Wednesday, March 12, 2008

Online dating lacks real connection

“Are you having trouble meeting attractive female Friends? Do you need help to say the right stuff?”

Poached directly from Facebook, banner ads like this have become more direct than ever. Do I want help in learning how to meet chicks? In this particular case, it would seem to depend on the importance placed on a bunch of pixels on a screen.

But in an interactive setting, what if the stuff said is the wrong stuff? How could anyone not want to learn how to maximize the impact of their stuff?

In meeting “attractive female friends”, third party assistance, especially mediated computer assistance, should only extend to R2D2.

Even if “everyone” obsesses over dating, this does not mean that an outside source is essential for getting involved.

As the average person is bombarded by 3600 advertising images daily (according to Sut Jhally, professor of Communications at the University of Massachusetts), the increase in direct approaches to commodifying human interactions can negatively affect face-to-face communication and limit perceptions of diversity.

Are attractive female friends found through specific Internet searches? The place or situation in which one might find this type of friend would seem arbitrary. Another question is why the object of interest is an “attractive female” and the subject a “how to meet them” in relation to an advertisement.

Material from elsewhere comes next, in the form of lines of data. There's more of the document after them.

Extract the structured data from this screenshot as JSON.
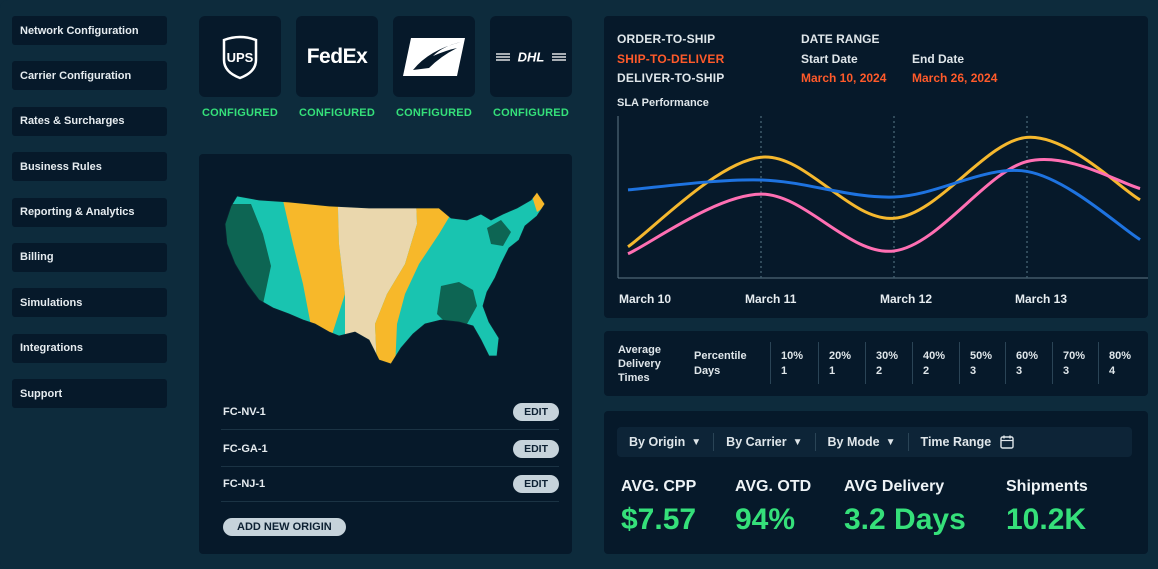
{
  "sidebar": {
    "items": [
      {
        "label": "Network Configuration"
      },
      {
        "label": "Carrier Configuration"
      },
      {
        "label": "Rates & Surcharges"
      },
      {
        "label": "Business Rules"
      },
      {
        "label": "Reporting & Analytics"
      },
      {
        "label": "Billing"
      },
      {
        "label": "Simulations"
      },
      {
        "label": "Integrations"
      },
      {
        "label": "Support"
      }
    ]
  },
  "carriers": [
    {
      "logo": "UPS",
      "status": "CONFIGURED"
    },
    {
      "logo": "FedEx",
      "status": "CONFIGURED"
    },
    {
      "logo": "USPS",
      "status": "CONFIGURED"
    },
    {
      "logo": "DHL",
      "status": "CONFIGURED"
    }
  ],
  "origins": {
    "items": [
      {
        "name": "FC-NV-1",
        "action": "EDIT"
      },
      {
        "name": "FC-GA-1",
        "action": "EDIT"
      },
      {
        "name": "FC-NJ-1",
        "action": "EDIT"
      }
    ],
    "add_label": "ADD NEW ORIGIN"
  },
  "sla": {
    "modes": [
      {
        "label": "ORDER-TO-SHIP",
        "active": false
      },
      {
        "label": "SHIP-TO-DELIVER",
        "active": true
      },
      {
        "label": "DELIVER-TO-SHIP",
        "active": false
      }
    ],
    "date_range_label": "DATE RANGE",
    "start_label": "Start Date",
    "start_value": "March 10, 2024",
    "end_label": "End Date",
    "end_value": "March 26, 2024",
    "title": "SLA Performance",
    "accent_color": "#ff5a2a"
  },
  "chart_data": {
    "type": "line",
    "title": "SLA Performance",
    "categories": [
      "March 10",
      "March 11",
      "March 12",
      "March 13"
    ],
    "x_ticks": [
      "March 10",
      "March 11",
      "March 12",
      "March 13"
    ],
    "grid": "vertical dotted",
    "series": [
      {
        "color": "#f5b82e",
        "points": [
          [
            0,
            0.15
          ],
          [
            1.0,
            0.78
          ],
          [
            2.0,
            0.35
          ],
          [
            3.0,
            0.92
          ],
          [
            3.85,
            0.48
          ]
        ]
      },
      {
        "color": "#ff6fb3",
        "points": [
          [
            0,
            0.1
          ],
          [
            1.0,
            0.52
          ],
          [
            2.0,
            0.12
          ],
          [
            3.0,
            0.75
          ],
          [
            3.85,
            0.56
          ]
        ]
      },
      {
        "color": "#1e73e0",
        "points": [
          [
            0,
            0.55
          ],
          [
            1.0,
            0.62
          ],
          [
            2.0,
            0.5
          ],
          [
            3.0,
            0.68
          ],
          [
            3.85,
            0.2
          ]
        ]
      }
    ]
  },
  "delivery_times": {
    "heading": "Average Delivery Times",
    "sub_label": "Percentile Days",
    "columns": [
      {
        "pct": "10%",
        "days": "1"
      },
      {
        "pct": "20%",
        "days": "1"
      },
      {
        "pct": "30%",
        "days": "2"
      },
      {
        "pct": "40%",
        "days": "2"
      },
      {
        "pct": "50%",
        "days": "3"
      },
      {
        "pct": "60%",
        "days": "3"
      },
      {
        "pct": "70%",
        "days": "3"
      },
      {
        "pct": "80%",
        "days": "4"
      }
    ]
  },
  "filters": {
    "by_origin": "By Origin",
    "by_carrier": "By Carrier",
    "by_mode": "By Mode",
    "time_range": "Time Range"
  },
  "kpis": [
    {
      "label": "AVG. CPP",
      "value": "$7.57"
    },
    {
      "label": "AVG. OTD",
      "value": "94%"
    },
    {
      "label": "AVG Delivery",
      "value": "3.2 Days"
    },
    {
      "label": "Shipments",
      "value": "10.2K"
    }
  ],
  "colors": {
    "background": "#0d2b3c",
    "panel": "#06192a",
    "configured_green": "#35e07a",
    "map_teal": "#19c4b0",
    "map_dark": "#0d6553",
    "map_yellow": "#f7b82a",
    "map_beige": "#ead7ad"
  }
}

If attractive female friends are looking for someone to say the right stuff, does that imply that I should want to learn how? Would banner ads be as effective if they selected a less-obvious object of interest?

A concern with dating through computers is that a particular sense of human connection is exchanged for an image when translating human expression through a virtual environment.

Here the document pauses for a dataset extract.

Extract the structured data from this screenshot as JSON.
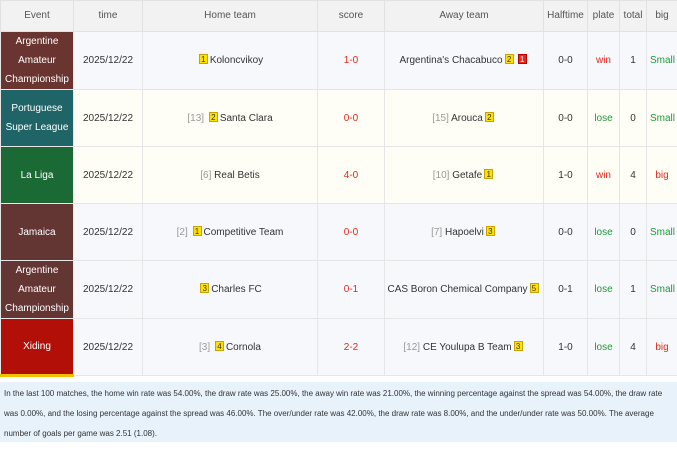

A sense of disembodiment or detachment makes it difficult to develop a direct connection between people, particularly if they have no prior connection.

Digital communication is largely free from the awkward, intimidating or simply unpredictable character of face-to-face communication. But this sense of anonymous yet personal communication is less visceral than being in contact with a real person.

For example, it might appear like a serious conversation if chatting over MSN or Facebook to a friend about political unrest in Kenya. But if this friend was sitting at home, naked, save for a cowboy hat and tie, on their bathroom floor playing Freecell, it could change perceptions of the circumstance – how involved could she or he really be?

The context under which people communicate can be more obscured if mediated over a computer, ultimately altering perceptions.

While it can be easier to discuss personal ideas or experience through a program such as MSN, it can also be less connective than speaking directly to another person. It can also be easier and require less effort and work to find “attractive female friends” through the use of a computer.

Through removing difficulties perceived in meeting people, or simply making it easier to find people who can be “chosen” for communication, something vitally important is either absent or reduced.

The comfort and predictability of reading images and text is not the same as meeting a real person. As abbreviations in language can change the way that verbal and written communication is constituted (no writing exams in text-speak), the abbreviating of people through computer mediation can affect representations of real people and communicative potential.

Marketing on the Internet is one of the easiest and least expensive methods for seeking a wide audience (depending on several factors), particularly with popular topics like dating and sex.

The identity of self in cyberspace provides more freedom from the pressures of judgment than face-to-face interaction because it removes others from direct contact.

But it is not possible to develop relationships past a certain point without face-to-face interaction. People are not books, computer programs or images: effort is needed to develop relationships with other people.